Time is losing its texture, flattening out until I can no longer keep my grasp on it. I don’t know how long I’ve been sitting here, suspended in space and time like a star in a vast, uncaring sky.
Laboriously, as if moving through a viscous substance, I turn my head stiffly to my left. Someone has said something directed at me – I think. Regarding my numbly unresponsive face, my friend slowly repeats herself. Despite an arduous effort on my part, I can’t seem to catch the words; my eyes begin to glaze over lifelessly until her expression blurs into one that is pallid and moon-like. Somewhere in a deeply buried consciousness, I feel myself sink further away from the present into a milky nothingness where time is insignificant.
“Are you for real?”
Her voice penetrates the glassy palisade separating me from the world. It sounds faint, weak, and irrelevant. I feel as if I am helplessly spectating as I drown, a ghost in the making, haunting my own bones. Air transforms into a luxury I can no longer access, and the thick aroma of roasting coffee from the cafe – the cafe that I realise I have forgotten I am in – is suddenly suffocating. Dimly aware of my fingernails digging into my clammy palms, I try to blink, but my eyelids feel like lead weights.

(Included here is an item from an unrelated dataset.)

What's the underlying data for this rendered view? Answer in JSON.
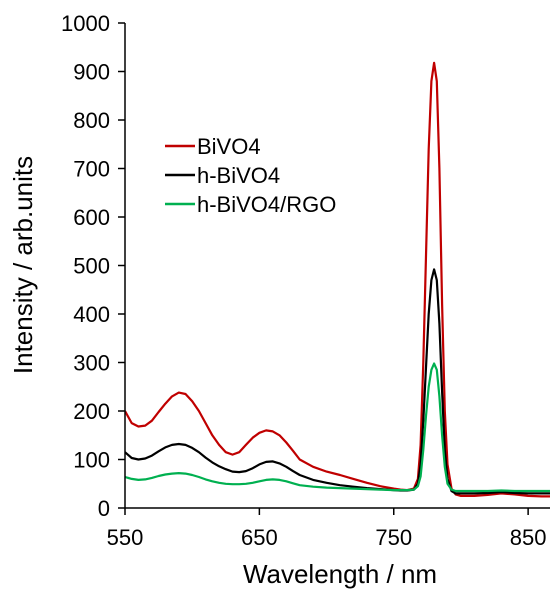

As I stare unseeingly, my friend’s voice, stripped of its irritation and sharp with fear, continues to waver in and out of my awareness.
“Are you OK?” she asks in a hushed, anxious tone.
I can’t respond. A power beyond my control has taken over my body, clutching my tongue with an icy grip. With terrifying vulnerability, I am unable to do anything but try to anchor myself by defiantly clenching my fists against the merciless tide pulling me under. Sweat beads on my forehead, trickling down the contours of my face until it probes at the corner of my mouth and I taste the salty tang of my panic.
Losing all control, I am dragged further and deeper until I can feel time elapsing and blurring. I am swimming – no, falling – through a desolate emptiness that twists and turns beyond comprehension. Though I can vaguely see my surroundings and the figure in front of me, I feel like I’ve been hypnotised and paralysed at the same time. My perception of reality is like a held breath: it could escape me at any moment.
Abruptly, the world floods back into my consciousness. With heart-stopping clarity, my eyes snap open, and I am once again anchored in my skin. My eyes turn to my hands, where my ragged nails have involuntarily torn scarlet crescent moons into my yielding flesh. Standing out against my pale skin, the beads of red starkly remind me that I am present. Before me, the pale blur sharpens into hard planes of concern. Time resumes its rhythm.